For Amy, she has drawn a lot of her strength from her faith. She says Sierra would not want to see her stop enjoying her life.
“I have a different take on holidays. Even though I love them, and I still love them and I’m so thankful for all of my friends, for all of my blessings I still have,” Amy said.
Hope says it’s important that you set realistic expectations, adding that working on ways to work through the emotional turmoil is key.
“You have to allow yourself to feel those strong emotions. You have to acknowledge, ‘Yes, this is not like the other holidays, this is going to be very difficult,”’ Hope said.
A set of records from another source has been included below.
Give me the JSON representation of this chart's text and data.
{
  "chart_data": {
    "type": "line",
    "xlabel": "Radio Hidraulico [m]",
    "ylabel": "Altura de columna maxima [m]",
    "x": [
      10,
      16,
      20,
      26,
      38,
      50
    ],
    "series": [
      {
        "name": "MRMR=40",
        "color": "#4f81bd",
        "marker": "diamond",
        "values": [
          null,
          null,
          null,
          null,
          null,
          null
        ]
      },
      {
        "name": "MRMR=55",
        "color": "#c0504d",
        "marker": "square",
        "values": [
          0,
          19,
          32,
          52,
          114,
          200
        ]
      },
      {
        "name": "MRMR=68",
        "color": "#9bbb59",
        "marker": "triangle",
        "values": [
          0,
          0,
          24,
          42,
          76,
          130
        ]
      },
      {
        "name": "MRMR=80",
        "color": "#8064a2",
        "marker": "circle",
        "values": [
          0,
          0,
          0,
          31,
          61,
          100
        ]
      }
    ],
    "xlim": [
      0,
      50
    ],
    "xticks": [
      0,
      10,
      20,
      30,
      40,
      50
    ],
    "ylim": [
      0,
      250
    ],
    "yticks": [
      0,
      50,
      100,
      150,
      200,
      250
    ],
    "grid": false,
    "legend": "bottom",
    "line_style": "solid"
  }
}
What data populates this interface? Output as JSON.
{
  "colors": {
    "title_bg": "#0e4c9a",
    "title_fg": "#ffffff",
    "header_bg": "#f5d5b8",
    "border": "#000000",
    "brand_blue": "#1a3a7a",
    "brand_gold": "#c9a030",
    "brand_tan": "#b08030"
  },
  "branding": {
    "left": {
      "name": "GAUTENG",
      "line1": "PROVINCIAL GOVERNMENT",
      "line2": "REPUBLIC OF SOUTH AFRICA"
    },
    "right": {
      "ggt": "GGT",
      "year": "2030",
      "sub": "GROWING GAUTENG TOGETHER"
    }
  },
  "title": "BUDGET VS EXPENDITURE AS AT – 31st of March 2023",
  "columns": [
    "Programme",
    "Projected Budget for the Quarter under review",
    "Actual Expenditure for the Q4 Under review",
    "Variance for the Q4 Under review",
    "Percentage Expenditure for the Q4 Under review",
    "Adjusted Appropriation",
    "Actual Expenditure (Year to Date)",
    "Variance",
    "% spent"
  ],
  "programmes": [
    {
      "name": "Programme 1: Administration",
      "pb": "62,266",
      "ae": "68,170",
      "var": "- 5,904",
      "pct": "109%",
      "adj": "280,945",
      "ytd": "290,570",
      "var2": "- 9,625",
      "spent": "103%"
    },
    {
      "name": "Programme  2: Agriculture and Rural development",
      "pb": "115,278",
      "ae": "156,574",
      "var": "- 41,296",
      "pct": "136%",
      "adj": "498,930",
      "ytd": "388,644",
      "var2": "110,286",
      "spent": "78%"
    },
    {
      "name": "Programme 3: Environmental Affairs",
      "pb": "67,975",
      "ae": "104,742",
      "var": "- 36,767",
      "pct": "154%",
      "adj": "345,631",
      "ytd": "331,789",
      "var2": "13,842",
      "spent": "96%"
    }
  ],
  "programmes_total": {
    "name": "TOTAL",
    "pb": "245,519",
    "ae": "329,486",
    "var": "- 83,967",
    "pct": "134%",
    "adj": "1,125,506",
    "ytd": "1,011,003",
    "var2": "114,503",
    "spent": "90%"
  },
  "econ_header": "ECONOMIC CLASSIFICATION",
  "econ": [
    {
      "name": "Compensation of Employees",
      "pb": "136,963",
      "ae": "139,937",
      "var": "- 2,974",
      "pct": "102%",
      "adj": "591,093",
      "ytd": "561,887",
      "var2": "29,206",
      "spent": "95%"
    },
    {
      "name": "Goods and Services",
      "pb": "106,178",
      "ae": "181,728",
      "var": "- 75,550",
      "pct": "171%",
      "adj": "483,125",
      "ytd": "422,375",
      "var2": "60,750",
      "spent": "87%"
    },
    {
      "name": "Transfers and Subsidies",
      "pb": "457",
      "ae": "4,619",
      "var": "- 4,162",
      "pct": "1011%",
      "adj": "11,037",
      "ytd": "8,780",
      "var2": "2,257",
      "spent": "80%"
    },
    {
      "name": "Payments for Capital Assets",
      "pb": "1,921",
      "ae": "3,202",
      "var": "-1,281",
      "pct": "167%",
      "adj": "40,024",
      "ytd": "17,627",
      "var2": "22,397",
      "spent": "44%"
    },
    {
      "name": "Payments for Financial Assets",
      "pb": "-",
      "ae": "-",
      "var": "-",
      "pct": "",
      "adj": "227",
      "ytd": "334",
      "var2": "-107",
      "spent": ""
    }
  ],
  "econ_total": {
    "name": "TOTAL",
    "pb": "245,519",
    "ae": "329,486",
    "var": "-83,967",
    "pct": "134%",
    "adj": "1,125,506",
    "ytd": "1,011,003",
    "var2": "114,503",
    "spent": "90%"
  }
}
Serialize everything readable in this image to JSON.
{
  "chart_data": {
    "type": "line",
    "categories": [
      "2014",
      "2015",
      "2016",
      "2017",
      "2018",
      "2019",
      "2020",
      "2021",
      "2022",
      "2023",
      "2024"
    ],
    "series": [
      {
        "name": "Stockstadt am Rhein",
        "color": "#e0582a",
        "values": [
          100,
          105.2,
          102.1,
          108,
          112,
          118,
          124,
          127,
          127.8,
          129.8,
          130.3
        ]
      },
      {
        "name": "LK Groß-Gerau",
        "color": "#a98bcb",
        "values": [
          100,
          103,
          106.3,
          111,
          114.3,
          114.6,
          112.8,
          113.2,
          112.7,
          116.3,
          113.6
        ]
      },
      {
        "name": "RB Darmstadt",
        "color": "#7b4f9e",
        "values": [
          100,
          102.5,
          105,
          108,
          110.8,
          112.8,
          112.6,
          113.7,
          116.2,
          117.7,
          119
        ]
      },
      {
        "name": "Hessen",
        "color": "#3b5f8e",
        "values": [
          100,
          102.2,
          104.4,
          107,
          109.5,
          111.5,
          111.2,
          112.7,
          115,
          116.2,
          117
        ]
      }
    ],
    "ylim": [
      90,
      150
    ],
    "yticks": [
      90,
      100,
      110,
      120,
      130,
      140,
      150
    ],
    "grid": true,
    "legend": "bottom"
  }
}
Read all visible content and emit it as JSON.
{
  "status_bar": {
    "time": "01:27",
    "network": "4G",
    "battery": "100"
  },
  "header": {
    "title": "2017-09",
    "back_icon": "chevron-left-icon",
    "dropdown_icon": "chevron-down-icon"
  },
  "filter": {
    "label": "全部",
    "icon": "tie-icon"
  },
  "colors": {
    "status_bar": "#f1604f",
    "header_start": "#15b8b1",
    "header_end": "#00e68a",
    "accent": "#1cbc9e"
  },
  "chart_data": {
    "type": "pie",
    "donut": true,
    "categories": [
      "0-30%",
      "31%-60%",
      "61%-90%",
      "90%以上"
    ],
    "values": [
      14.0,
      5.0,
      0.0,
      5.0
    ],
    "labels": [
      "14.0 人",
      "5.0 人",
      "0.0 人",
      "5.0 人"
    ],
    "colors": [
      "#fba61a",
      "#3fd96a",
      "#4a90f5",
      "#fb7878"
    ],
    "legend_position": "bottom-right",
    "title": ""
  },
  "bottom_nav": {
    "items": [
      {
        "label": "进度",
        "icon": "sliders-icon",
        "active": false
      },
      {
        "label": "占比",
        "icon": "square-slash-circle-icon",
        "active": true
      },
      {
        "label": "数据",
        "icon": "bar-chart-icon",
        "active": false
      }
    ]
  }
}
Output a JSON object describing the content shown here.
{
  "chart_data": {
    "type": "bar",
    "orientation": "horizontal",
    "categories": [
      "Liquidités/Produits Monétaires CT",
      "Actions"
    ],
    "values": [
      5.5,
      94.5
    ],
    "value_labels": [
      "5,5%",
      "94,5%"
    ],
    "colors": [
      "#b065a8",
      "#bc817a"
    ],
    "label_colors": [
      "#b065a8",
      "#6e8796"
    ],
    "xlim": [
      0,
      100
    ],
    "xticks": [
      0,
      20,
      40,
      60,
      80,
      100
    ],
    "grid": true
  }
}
A process that Amy continues to work through.
“For 23 years I was Sierra’s mom, and then to have such a horrible tragedy happen and not really know where to turn or who am I now?” Amy said.
Some days are harder than others for Amy, but she says it all comes down to mindset.
“I do have sadness, and those are normal human emotions, but being miserable is a choice,” Amy said.
Amy says she’s choosing not to be miserable on Christmas, adding that grief is not chronological and it’s part of the healing process. She says unfortunately, we can’t change what has happened.
“But we don’t have to be what has happened to us, what has happened to us does not have to define us,” Amy said.
Amy’s nonprofit Sierra’s Sanctuary has a group called Healing Hearts for anyone struggling.
NAMI also offers support groups run entirely by people dealing with mental health issues.